Task report is sample based. Users can use the dropdown list on the top left to switch samples. Under the sample name, there are two tabs on each report - Summary report and Analysis report (Figure 7). Important information on Estimated Number of Cells, Mean Reads per Cell, Median Genes per Cell, as well as information on Sequencing, Mapping, and Sample are summarized in different panels. The Barcode Rank Plot has also been included as an important piece in the Cells panel in the Summary report (Figure 7).
Another two plots -biplots of Sequencing Saturation and Median Genes per Cell to Mean Reads per Cell have been included in the Analysis report as they are important metrics to library complexity and sequencing depth (Figure 8).
Other than two additional panels summarized information for Antibody Sequencing and Antibody Application have been added, the task report for Feature Barcode data is the same to scRNA-seq data report.
Users can click Configure to change the default settings in Advanced options (Figure 4).
Include introns: Count reads mapping to intronic regions. This may improve sensitivity for samples with a significant amount of pre-mRNA molecules, such as nuclei.
Expected cells: Expected number of recovered cells. Default: 3,000 cells.
Force cells: Force pipeline to use this number of cells, bypassing the cell detection algorithm.

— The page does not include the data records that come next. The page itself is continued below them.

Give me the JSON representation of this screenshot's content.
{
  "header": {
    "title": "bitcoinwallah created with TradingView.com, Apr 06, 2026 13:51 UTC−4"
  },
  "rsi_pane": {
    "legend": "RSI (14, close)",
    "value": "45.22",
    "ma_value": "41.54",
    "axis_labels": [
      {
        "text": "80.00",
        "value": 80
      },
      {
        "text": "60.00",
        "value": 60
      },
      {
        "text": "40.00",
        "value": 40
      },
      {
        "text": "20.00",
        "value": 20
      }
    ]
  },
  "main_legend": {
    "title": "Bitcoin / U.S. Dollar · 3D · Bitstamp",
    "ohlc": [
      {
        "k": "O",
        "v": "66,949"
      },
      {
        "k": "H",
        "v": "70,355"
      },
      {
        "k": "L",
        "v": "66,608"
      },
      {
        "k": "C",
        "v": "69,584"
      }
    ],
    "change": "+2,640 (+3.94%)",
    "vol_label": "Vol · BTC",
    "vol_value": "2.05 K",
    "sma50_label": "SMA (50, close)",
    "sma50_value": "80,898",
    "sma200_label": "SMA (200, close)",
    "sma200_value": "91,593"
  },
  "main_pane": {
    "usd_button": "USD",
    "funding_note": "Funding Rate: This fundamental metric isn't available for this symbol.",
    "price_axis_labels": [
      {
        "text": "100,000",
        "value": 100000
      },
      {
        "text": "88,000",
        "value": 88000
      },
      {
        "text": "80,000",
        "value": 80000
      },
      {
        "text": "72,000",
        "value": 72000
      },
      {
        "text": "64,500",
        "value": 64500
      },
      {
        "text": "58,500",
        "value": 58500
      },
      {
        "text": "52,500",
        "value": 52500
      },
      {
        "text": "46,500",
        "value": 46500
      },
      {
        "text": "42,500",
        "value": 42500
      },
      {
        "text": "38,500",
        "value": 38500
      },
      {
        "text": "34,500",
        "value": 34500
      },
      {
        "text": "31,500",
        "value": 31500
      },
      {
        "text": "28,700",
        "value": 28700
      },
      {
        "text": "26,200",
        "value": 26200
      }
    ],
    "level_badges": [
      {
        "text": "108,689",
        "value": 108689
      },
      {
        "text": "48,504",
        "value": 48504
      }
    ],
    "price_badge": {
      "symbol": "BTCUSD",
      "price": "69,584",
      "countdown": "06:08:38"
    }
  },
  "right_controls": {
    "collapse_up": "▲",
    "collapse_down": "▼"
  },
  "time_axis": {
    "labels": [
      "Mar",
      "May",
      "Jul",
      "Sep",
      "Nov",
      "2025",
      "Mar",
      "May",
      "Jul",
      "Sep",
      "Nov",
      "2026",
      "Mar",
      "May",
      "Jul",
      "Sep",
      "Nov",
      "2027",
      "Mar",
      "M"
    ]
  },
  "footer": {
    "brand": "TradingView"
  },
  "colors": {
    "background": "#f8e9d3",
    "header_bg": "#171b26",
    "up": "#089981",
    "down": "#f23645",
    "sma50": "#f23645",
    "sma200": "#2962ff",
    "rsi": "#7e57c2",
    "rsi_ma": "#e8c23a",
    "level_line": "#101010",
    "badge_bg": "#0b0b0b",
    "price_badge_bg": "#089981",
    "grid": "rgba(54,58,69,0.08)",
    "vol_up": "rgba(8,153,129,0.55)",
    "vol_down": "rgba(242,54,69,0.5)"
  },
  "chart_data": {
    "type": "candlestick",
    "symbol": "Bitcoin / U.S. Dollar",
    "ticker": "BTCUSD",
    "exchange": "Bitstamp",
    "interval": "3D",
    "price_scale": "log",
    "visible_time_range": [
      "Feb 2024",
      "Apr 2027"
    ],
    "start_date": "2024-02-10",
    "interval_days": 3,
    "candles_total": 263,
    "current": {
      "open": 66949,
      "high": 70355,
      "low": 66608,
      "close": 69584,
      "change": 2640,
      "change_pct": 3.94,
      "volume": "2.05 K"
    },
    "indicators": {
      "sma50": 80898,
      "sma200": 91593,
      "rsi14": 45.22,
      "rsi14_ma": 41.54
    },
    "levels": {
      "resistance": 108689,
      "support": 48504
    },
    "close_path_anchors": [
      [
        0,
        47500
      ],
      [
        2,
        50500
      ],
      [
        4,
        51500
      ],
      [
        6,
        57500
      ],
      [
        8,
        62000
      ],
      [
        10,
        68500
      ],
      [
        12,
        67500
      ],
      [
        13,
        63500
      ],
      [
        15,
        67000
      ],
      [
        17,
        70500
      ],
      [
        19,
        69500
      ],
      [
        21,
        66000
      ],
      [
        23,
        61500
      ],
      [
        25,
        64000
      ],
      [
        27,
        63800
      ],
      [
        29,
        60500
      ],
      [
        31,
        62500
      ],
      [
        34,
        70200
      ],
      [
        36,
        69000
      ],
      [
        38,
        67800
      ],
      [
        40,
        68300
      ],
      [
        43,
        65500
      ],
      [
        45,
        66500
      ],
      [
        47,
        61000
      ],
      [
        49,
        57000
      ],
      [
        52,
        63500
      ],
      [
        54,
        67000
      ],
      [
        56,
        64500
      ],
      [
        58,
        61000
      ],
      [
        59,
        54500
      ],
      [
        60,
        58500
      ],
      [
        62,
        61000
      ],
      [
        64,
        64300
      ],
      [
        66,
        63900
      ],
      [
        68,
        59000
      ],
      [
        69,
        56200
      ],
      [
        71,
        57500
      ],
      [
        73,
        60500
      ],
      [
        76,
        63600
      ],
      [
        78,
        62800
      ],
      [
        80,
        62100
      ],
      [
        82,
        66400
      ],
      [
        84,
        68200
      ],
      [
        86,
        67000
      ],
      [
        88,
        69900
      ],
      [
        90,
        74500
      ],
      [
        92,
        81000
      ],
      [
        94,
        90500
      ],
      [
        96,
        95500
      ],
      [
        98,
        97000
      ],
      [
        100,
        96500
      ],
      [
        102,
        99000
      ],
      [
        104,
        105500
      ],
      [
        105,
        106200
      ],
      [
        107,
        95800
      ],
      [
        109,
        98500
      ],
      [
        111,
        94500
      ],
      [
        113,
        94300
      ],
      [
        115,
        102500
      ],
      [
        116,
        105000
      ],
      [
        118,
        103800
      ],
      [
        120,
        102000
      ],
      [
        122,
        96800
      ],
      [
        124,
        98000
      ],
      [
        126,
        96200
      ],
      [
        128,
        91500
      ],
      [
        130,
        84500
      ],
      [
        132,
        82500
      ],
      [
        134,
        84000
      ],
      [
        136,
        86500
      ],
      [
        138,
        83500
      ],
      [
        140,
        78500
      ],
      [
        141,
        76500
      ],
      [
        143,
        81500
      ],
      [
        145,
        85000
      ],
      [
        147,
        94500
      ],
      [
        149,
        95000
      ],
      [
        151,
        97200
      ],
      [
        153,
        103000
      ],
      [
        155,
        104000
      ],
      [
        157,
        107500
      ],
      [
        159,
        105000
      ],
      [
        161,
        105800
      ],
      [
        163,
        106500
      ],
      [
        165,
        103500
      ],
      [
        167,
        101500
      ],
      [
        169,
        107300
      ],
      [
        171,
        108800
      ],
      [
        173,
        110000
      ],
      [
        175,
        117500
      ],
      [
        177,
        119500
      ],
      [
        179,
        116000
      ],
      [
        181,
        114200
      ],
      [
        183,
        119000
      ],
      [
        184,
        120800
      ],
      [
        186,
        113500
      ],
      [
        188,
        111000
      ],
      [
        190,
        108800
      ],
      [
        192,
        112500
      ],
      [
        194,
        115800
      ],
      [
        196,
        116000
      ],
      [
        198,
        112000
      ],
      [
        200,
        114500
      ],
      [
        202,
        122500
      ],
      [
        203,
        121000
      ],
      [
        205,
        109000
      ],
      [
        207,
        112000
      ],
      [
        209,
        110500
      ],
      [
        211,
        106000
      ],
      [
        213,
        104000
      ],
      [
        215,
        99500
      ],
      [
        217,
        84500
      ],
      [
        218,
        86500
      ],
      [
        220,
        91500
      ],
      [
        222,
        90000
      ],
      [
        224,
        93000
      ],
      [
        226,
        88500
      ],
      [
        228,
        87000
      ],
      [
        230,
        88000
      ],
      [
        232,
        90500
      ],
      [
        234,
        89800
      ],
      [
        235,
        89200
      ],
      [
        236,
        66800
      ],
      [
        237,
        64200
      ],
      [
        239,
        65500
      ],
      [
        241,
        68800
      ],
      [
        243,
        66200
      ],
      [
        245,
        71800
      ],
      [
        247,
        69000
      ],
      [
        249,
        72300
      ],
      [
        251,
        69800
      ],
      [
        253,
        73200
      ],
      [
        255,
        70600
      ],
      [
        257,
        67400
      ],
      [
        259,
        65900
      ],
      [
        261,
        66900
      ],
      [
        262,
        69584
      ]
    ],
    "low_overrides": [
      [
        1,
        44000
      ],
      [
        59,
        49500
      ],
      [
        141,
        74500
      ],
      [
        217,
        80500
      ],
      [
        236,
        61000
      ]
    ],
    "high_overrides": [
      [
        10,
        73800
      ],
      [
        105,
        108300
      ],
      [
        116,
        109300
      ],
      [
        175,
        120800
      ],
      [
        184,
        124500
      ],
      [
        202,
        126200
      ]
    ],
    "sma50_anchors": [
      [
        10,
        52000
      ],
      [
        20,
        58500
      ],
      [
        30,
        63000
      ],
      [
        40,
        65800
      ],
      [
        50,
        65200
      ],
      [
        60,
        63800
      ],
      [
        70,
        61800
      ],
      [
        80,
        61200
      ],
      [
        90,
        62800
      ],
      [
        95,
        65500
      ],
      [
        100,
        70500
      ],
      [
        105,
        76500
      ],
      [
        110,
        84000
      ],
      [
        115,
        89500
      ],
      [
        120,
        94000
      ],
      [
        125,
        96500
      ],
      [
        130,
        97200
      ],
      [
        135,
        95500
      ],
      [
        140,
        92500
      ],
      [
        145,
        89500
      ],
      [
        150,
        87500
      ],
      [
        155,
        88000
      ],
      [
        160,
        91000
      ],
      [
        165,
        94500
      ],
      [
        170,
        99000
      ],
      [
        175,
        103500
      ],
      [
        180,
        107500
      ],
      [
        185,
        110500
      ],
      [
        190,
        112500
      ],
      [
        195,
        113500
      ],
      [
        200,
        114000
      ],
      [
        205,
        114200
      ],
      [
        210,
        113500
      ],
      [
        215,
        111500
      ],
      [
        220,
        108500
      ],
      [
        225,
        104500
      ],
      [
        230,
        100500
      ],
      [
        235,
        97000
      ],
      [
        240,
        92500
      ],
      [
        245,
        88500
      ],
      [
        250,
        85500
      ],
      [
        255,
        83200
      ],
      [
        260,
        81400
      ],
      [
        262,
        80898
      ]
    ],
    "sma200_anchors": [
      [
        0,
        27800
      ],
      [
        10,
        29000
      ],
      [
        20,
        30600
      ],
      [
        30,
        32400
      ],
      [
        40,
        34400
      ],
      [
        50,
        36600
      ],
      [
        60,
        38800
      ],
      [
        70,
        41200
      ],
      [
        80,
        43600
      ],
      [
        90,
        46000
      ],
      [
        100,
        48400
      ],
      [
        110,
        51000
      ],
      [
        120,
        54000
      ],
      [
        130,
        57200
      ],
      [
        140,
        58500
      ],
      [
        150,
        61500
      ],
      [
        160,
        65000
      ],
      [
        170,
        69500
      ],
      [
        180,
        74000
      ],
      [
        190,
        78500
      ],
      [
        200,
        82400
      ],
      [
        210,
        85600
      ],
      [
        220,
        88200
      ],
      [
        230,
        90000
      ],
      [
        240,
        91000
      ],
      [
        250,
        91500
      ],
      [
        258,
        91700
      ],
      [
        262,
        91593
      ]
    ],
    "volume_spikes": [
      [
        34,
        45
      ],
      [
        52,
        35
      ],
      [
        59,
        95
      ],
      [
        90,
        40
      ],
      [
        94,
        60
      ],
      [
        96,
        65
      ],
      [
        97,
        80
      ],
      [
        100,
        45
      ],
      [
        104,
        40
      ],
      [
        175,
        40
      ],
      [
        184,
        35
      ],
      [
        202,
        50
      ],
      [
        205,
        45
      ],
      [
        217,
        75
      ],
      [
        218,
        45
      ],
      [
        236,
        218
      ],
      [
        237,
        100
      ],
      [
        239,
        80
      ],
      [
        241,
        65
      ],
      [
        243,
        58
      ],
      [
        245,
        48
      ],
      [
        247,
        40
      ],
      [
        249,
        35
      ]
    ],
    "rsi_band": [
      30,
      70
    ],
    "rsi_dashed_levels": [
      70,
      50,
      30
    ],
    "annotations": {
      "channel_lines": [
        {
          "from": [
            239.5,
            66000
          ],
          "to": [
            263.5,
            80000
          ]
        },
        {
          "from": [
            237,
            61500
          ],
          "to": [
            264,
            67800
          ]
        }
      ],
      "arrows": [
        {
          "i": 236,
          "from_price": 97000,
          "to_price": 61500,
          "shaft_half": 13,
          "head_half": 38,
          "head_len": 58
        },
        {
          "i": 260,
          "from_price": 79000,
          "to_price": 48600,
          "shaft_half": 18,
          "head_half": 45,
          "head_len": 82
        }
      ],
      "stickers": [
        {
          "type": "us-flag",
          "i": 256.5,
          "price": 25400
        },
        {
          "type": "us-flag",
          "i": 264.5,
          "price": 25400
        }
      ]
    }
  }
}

Use this if the number of cells estimated by Cell Ranger is not consistent with the barcode rank plot.
Memory limit (GB): Restricts Cell Ranger - Gene Expression to use specified amount of memory (in GB) to execute pipeline stages.
If you need additional assistance, please visit our support page to submit a help ticket or find phone numbers for regional support.
Details will be exhibited and the panel will be expanded correspondingly if the the icon is clicked. In the example below, the plot of Median Genes per Cell has been expanded while the Sequencing Saturation plot hasn't (Figure 9).